The action begins against a backdrop where the health and wellness beverages category, which these three ventures target, is predicted to grow at 22 per cent per year and reach Rs 17,350 crore by 2015, according to consulting company Tata Strategic Management Group (TSMG). As of FY09 the size of that segment was estimated at Rs 5,150 crore. As BPW launches Nestea beginning with Mumbai, a market that it claims is the country's largest for iced tea, it could have likely gained a first mover advantage.
But it need not be game, set and match, say rivals. Even as one out of 10 customers visiting coffee chains ask for iced tea, the market is still niche and moving at a painfully slow pace, say rivals. In the overall beverage space, iced tea is an extremely small category, says an executive associated with one of the joint ventures. "It is a tough category, with not enough evolved consumers as a large segment of India still prefers its tea hot," says an expert.
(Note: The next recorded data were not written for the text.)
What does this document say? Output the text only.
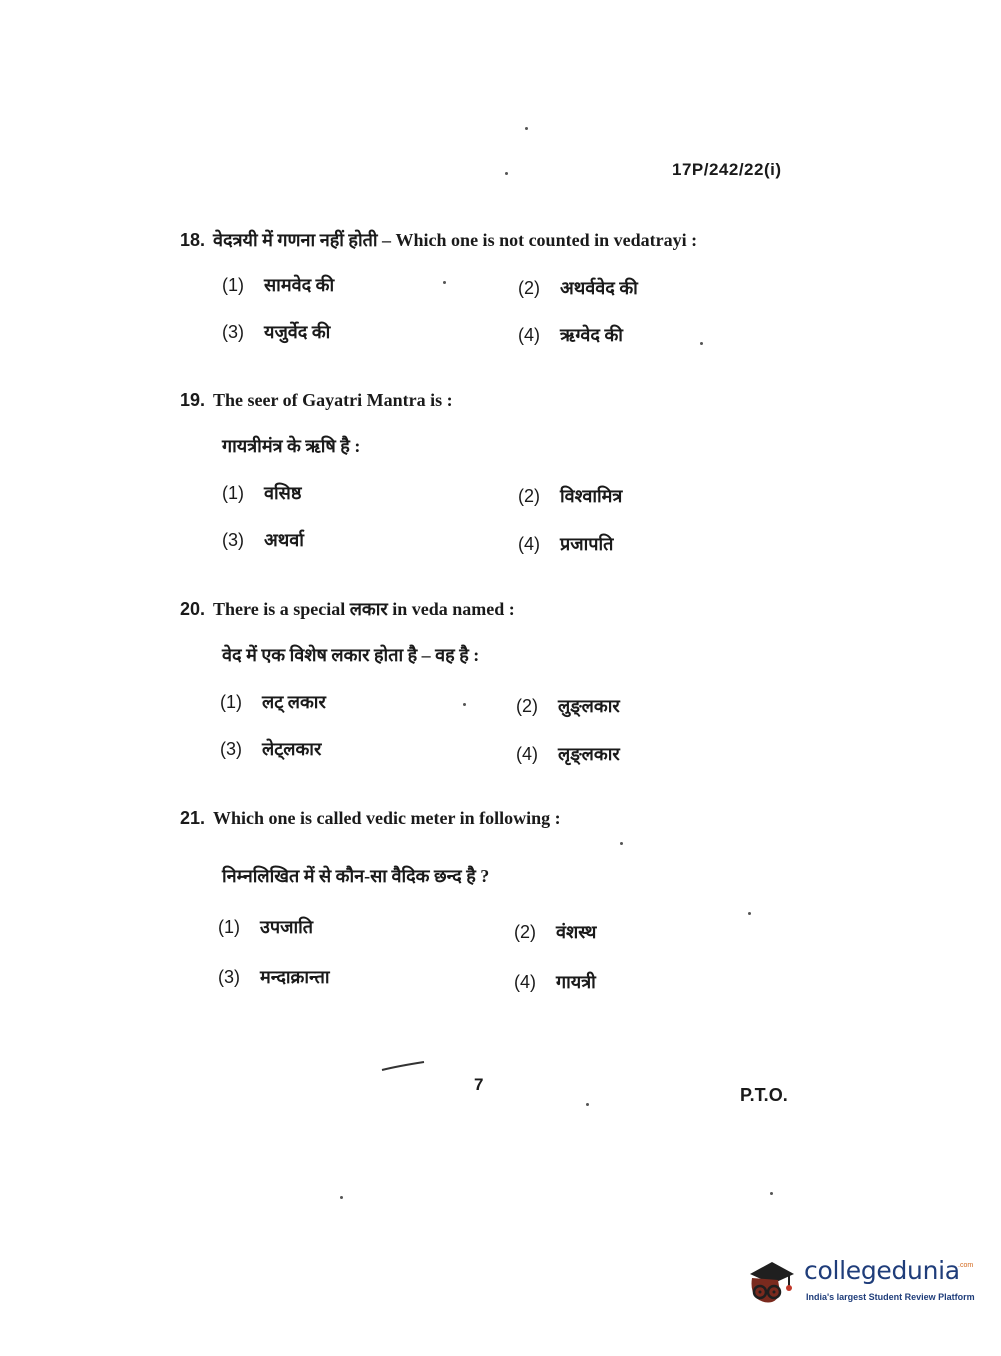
17P/242/22(i)
18. वेदत्रयी में गणना नहीं होती – Which one is not counted in vedatrayi :
(1) सामवेद की	(2) अथर्ववेद की
(3) यजुर्वेद की	(4) ऋग्वेद की
19. The seer of Gayatri Mantra is :
गायत्रीमंत्र के ऋषि है :
(1) वसिष्ठ	(2) विश्वामित्र
(3) अथर्वा	(4) प्रजापति
20. There is a special लकार in veda named :
वेद में एक विशेष लकार होता है – वह है :
(1) लट् लकार	(2) लुङ्लकार
(3) लेट्लकार	(4) लृङ्लकार
21. Which one is called vedic meter in following :
निम्नलिखित में से कौन-सा वैदिक छन्द है ?
(1) उपजाति	(2) वंशस्थ
(3) मन्दाक्रान्ता	(4) गायत्री
7
P.T.O.
collegedunia
.com
India's largest Student Review Platform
But if you consider what the TSMG report says: "Yoghurt drinks, fruit juice, energy and sports drinks are likely to be the fastest-growing beverage categories, reaching eight times their aggregated current size by financial year 2015." BPW executives are confident. "In the past few years, there has been a significant rise in the café culture and also awareness and understanding of iced tea as a category, and we believe this is the right time to tap this opportunity," they say.
But competitive activity does not seem to suggest that. Tata Global Beverages brand, T!on (tea, fruit and ginseng drink) is yet to go national, despite a launch in South India in early-2009. Ricardo Fort, vice-president, marketing, Coca-Cola India, puts up a brave front. At the Mumbai launch he said that Nestea is not competing in the iced tea space, but in the entire space of beverages. Also, Nestea's India launch is in line with the joint venture's stated objective to be the number one brand in still beverages on a global basis. "We believe that we are offering a great product, a compelling consumer proposition and an extremely competitive price," say BPW executives. Over to the competition.